Ekimetrics, les pionniers de la valorisation des données
En 2006 François Poitrine (2000) a cofondé avec trois autres camarades Ekimetrics, qui est leader européen en data science. La mission est d’aider les entreprises à auditer leurs opportunités data, enrichir leur capital analytique et déployer des solutions actionnables permettant de maximiser leur performance marketing et opérationnelle, et réénergiser leurs business modèles.
Quelle est l’activité d’Ekimetrics ?
Nous intervenons dans un domaine que l’on appelle data science for business. Nous accompagnons nos clients, de grandes entreprises principalement, pour la mise en place de cas d’usage qui utilisent massivement des données.

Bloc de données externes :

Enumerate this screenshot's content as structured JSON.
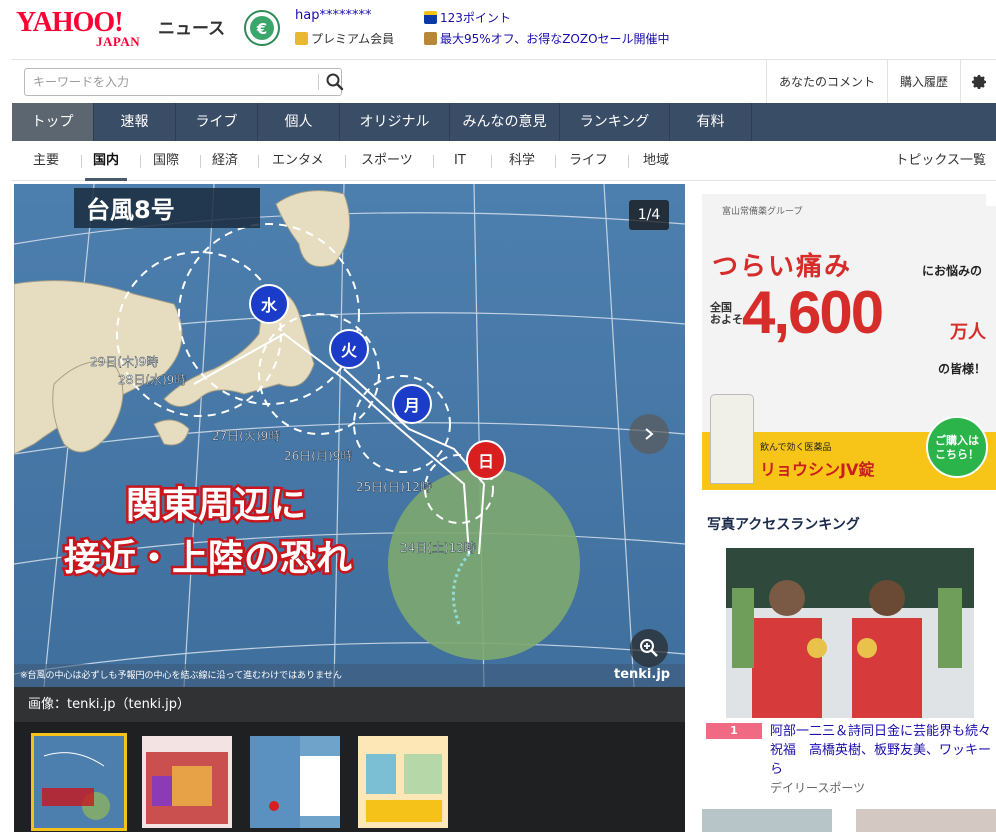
{
  "header": {
    "logo_main": "YAHOO!",
    "logo_sub": "JAPAN",
    "service_name": "ニュース",
    "username": "hap********",
    "membership": "プレミアム会員",
    "points": "123ポイント",
    "promo": "最大95%オフ、お得なZOZOセール開催中"
  },
  "search": {
    "placeholder": "キーワードを入力",
    "comment_link": "あなたのコメント",
    "history_link": "購入履歴"
  },
  "nav_primary": [
    "トップ",
    "速報",
    "ライブ",
    "個人",
    "オリジナル",
    "みんなの意見",
    "ランキング",
    "有料"
  ],
  "nav_secondary": [
    "主要",
    "国内",
    "国際",
    "経済",
    "エンタメ",
    "スポーツ",
    "IT",
    "科学",
    "ライフ",
    "地域"
  ],
  "nav_secondary_active": "国内",
  "nav_topics": "トピックス一覧",
  "hero": {
    "counter": "1/4",
    "caption": "画像：tenki.jp（tenki.jp）",
    "map_title": "台風8号",
    "headline_line1": "関東周辺に",
    "headline_line2": "接近・上陸の恐れ",
    "day_markers": [
      "水",
      "火",
      "月",
      "日"
    ],
    "track_labels": [
      "29日(木)9時",
      "28日(水)9時",
      "27日(火)9時",
      "26日(月)9時",
      "25日(日)12時",
      "24日(土)12時"
    ],
    "footnote": "※台風の中心は必ずしも予報円の中心を結ぶ線に沿って進むわけではありません",
    "watermark": "tenki.jp"
  },
  "ad": {
    "brand": "富山常備薬グループ",
    "headline1": "つらい痛み",
    "headline2": "にお悩みの",
    "kokunai": "全国\nおよそ",
    "big_number": "4,600",
    "unit": "万人",
    "suffix": "の皆様！",
    "product_sub": "飲んで効く医薬品",
    "product": "リョウシンJV錠",
    "cta": "ご購入は\nこちら！"
  },
  "ranking": {
    "heading": "写真アクセスランキング",
    "item_rank": "1",
    "item_title": "阿部一二三＆詩同日金に芸能界も続々祝福　高橋英樹、板野友美、ワッキーら",
    "item_source": "デイリースポーツ"
  },
  "colors": {
    "brand_red": "#ff0033",
    "nav_bg": "#3a4d66",
    "rank_badge": "#f06a83"
  }
}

On trouve de telles utilisations dans différents domaines, principalement sur quatre types de sujet : l’optimisation du marketing mix, pour mesurer et optimiser les leviers marketing online ou offline, dans l’optimisation de la stratégie client par des méthodes de scoring ou de segmentation de populations cibles, dans la supply chain et l’excellence opérationnelle par la mesure et l’optimisation de l’impact carbone, par exemple, ou l’optimisation d’une chaîne logistique, ou encore dans la création de nouveaux services et business modèles qui visent à construire avec nos clients des services innovants s’appuyant sur la donnée et ayant pour vocation de transformer une partie de la chaîne de valeur.

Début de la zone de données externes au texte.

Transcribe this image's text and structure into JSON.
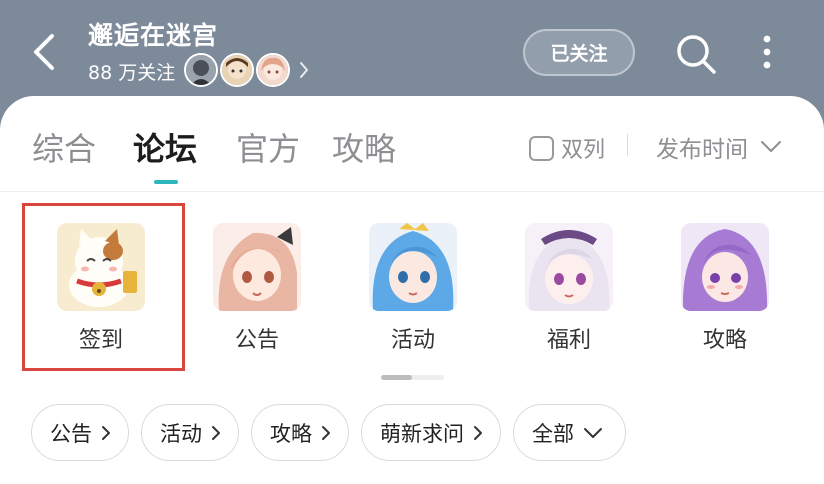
{
  "header": {
    "title": "邂逅在迷宫",
    "followers": "88 万关注",
    "follow_label": "已关注"
  },
  "tabs": [
    {
      "label": "综合",
      "active": false
    },
    {
      "label": "论坛",
      "active": true
    },
    {
      "label": "官方",
      "active": false
    },
    {
      "label": "攻略",
      "active": false
    }
  ],
  "view": {
    "dual_column_label": "双列",
    "sort_label": "发布时间"
  },
  "quick_entries": [
    {
      "label": "签到",
      "icon": "lucky-cat-icon"
    },
    {
      "label": "公告",
      "icon": "pink-hair-girl-icon"
    },
    {
      "label": "活动",
      "icon": "blue-hair-girl-icon"
    },
    {
      "label": "福利",
      "icon": "white-hair-maid-icon"
    },
    {
      "label": "攻略",
      "icon": "purple-hair-girl-icon"
    }
  ],
  "chips": [
    {
      "label": "公告"
    },
    {
      "label": "活动"
    },
    {
      "label": "攻略"
    },
    {
      "label": "萌新求问"
    },
    {
      "label": "全部"
    }
  ],
  "colors": {
    "header_bg": "#7d8a9a",
    "accent": "#2eb5be",
    "highlight": "#d9453f"
  }
}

Quelques exemples sur ce sujet d’innovation : des fonds d’investissement s’appuyant sur du traitement du langage naturel pour effectuer des choix d’achat de titres, une application de prescription de produits cosmétiques s’appuyant sur les caractéristiques de la peau (identifiée avec la computer vision), un outil d’optimisation des livraisons de magazines dans les maisons de la presse en s’appuyant sur un algorithme de prévision de la demande.
Comment vous est venue l’idée ?
C’est le fruit à la fois d’une intuition et d’un peu de hasard. Il y a une quinzaine d’années, tous les fondateurs se sont retrouvés en sortie d’école, regroupés autour de Jean-Baptiste, dans un cabinet de conseil intégré au sein d’une agence de communication, DDB, pour faire de l’analyse de données marketing. Une des idées, à la base, était d’être des planners stratégiques augmentés par la data : comment mettre de l’analyse autour des médias et des métiers de la création. Le terme data science n’existait pas encore et DDB ne savait quoi faire de ces quatre X. Nous sommes partis et avons créé Ekimetrics. Il y a une part de chance, cela aurait tout aussi bien pu se créer comme un projet en intrapreneuriat. Mais il y a aussi l’intuition, issue de l’expérience données et business chez DDB.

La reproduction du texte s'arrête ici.